Auch diese Einwände greifen nicht durch. Die mit Hinweis auf den Senatsbeschluss vom 20. Juni 2017 - 13 LA 134/17 - verbundene Forderung nach einer fundierten Gefahrenprognose geht ins Leere. Die Aufenthaltsbeendigung erfolgt im vorliegenden Fall nicht auf der Grundlage der Ausweisungsverfügung, so dass es auf deren Rechtmäßigkeit und das damit verbundene Erfordernis einer Gefährdung der öffentlichen Sicherheit und Ordnung im Sinne des § 53 Abs. 1 Halbsatz 1 AufenthG schon nicht entscheidungserheblich ankommt. Im Übrigen bieten die vom Antragsteller mit der Beschwerde präsentierten tatsächlichen Umstände keine hinreichend belastbaren Anhaltspunkte für eine grundlegende Zäsur in seinem Lebenswandel, die es verbieten würde, aus seinen bisherigen zahlreichen strafrechtlichen Verfehlungen auf eine Gefährdung der öffentlichen Sicherheit und Ordnung bei einem fortwährenden Aufenthalts im Bundesgebiet zu schließen. Denn der Antragsteller hat insbesondere weder die Alkoholentwöhnungstherapie erfolgreich absolviert noch einen nachhaltigen Zugang zu einer unterhaltssichernden Erwerbstätigkeit erlangt.

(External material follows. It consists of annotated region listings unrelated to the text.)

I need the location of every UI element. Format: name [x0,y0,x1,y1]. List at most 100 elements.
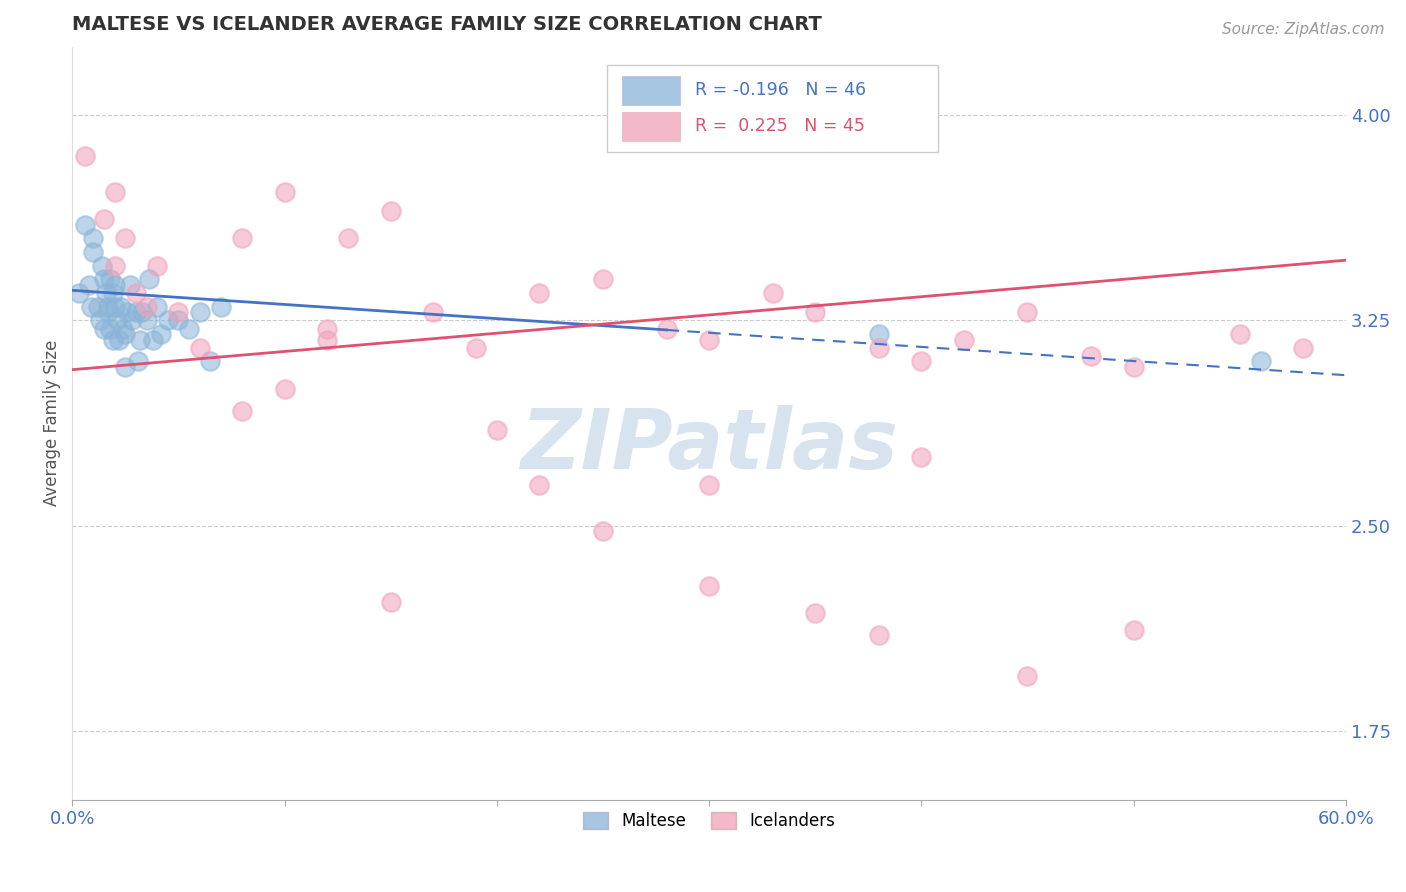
Point [1017,305,1039,319]
Point [655,321,678,335]
Point [73,218,96,232]
Point [101,286,124,301]
Point [910,450,932,465]
Point [200,354,222,368]
Point [138,272,160,286]
Point [67,286,90,301]
Point [93,212,115,227]
Point [96,286,118,301]
Point [142,333,165,347]
Point [380,203,402,218]
Point [464,341,486,355]
Point [697,579,720,593]
Point [114,327,136,342]
Y-axis label: Average Family Size: Average Family Size [44,340,60,507]
Point [762,286,785,301]
Point [108,333,131,347]
Text: Source: ZipAtlas.com: Source: ZipAtlas.com [1222,22,1385,37]
Text: ZIPatlas: ZIPatlas [520,405,898,486]
Point [73,149,96,163]
Text: MALTESE VS ICELANDER AVERAGE FAMILY SIZE CORRELATION CHART: MALTESE VS ICELANDER AVERAGE FAMILY SIZE… [72,15,823,34]
Point [112,321,135,335]
Point [1229,327,1251,342]
Text: R =  0.225   N = 45: R = 0.225 N = 45 [695,118,865,136]
Point [868,327,890,342]
Point [135,313,157,327]
Point [273,382,295,396]
Text: R = -0.196   N = 46: R = -0.196 N = 46 [695,81,866,99]
Point [337,231,360,245]
FancyBboxPatch shape [607,65,938,152]
Point [188,341,211,355]
Point [114,359,136,374]
Point [273,185,295,199]
Point [131,305,153,319]
Point [104,277,127,292]
Point [101,333,124,347]
Point [316,333,339,347]
Point [167,305,190,319]
Point [89,313,111,327]
Point [77,277,100,292]
Point [80,300,103,314]
Point [1080,349,1102,363]
Point [156,313,179,327]
Point [105,313,128,327]
Point [910,354,932,368]
Point [146,259,169,273]
Point [82,245,104,260]
Point [97,305,120,319]
Point [104,300,127,314]
Point [1122,623,1144,637]
Point [127,354,149,368]
Point [952,333,974,347]
Point [100,321,122,335]
Point [209,300,232,314]
Point [316,321,339,335]
Point [110,300,132,314]
Point [104,185,127,199]
Point [100,272,122,286]
Point [804,607,827,621]
Point [231,231,253,245]
Point [118,277,141,292]
Point [529,477,551,491]
FancyBboxPatch shape [623,112,679,141]
Point [380,595,402,609]
Point [93,321,115,335]
Point [177,321,200,335]
Point [1292,341,1315,355]
Point [117,305,139,319]
Point [86,300,108,314]
Point [125,305,148,319]
Point [231,404,253,418]
Point [125,286,148,301]
Point [592,272,614,286]
Point [804,305,827,319]
Point [188,305,211,319]
Point [82,231,104,245]
Point [104,259,127,273]
Point [114,231,136,245]
Point [150,327,173,342]
Point [91,259,114,273]
Point [697,333,720,347]
Point [93,272,115,286]
Point [146,300,169,314]
Point [167,313,190,327]
Point [97,300,120,314]
Point [868,341,890,355]
Point [1250,354,1272,368]
Point [129,333,152,347]
Point [1122,359,1144,374]
Point [1017,669,1039,683]
Point [529,286,551,301]
Point [868,628,890,642]
Point [697,477,720,491]
Point [121,313,143,327]
Legend: Maltese, Icelanders: Maltese, Icelanders [576,805,842,837]
Point [422,305,444,319]
Point [485,423,508,437]
FancyBboxPatch shape [623,76,679,104]
Point [592,524,614,539]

Der Senat hat die schriftlichen Gründe dieses Beschlusses, der den Beteiligten aufgrund der vom Antragsteller geltend gemachten Eilbedürftigkeit zunächst als Tenorbeschluss übermittelt worden ist, nachträglich abgefasst (vgl. zur Zulässigkeit einer solchen Vorgehensweise: BVerfG, Beschl. v. 19.6.2006 - 1 BvQ 17/06 -, juris Rn. 17; BVerwG, Urt. v. 4.10.1999 - BVerwG 6 C 31.98 -, BVerwGE 109, 336, 343).
Die Kostenentscheidung folgt aus § 154 Abs. 2 VwGO.
Die Streitwertfestsetzung beruht auf §§ 47 Abs. 1, 53 Abs. 2 Nrn. 1 und 2, 52 Abs. 1 GKG und Nrn. 8.1 und 1.5 Satz 1 Halbsatz 1 sowie Nrn. 8.3 und 1.5 Satz 2 des Streitwertkatalogs für die Verwaltungsgerichtsbarkeit (NordÖR 2014, 11).
Dieser Beschluss ist unanfechtbar (§ 152 Abs. 1 VwGO, §§ 68 Abs. 1 Satz 5, 66 Abs. 3 Satz 3 GKG).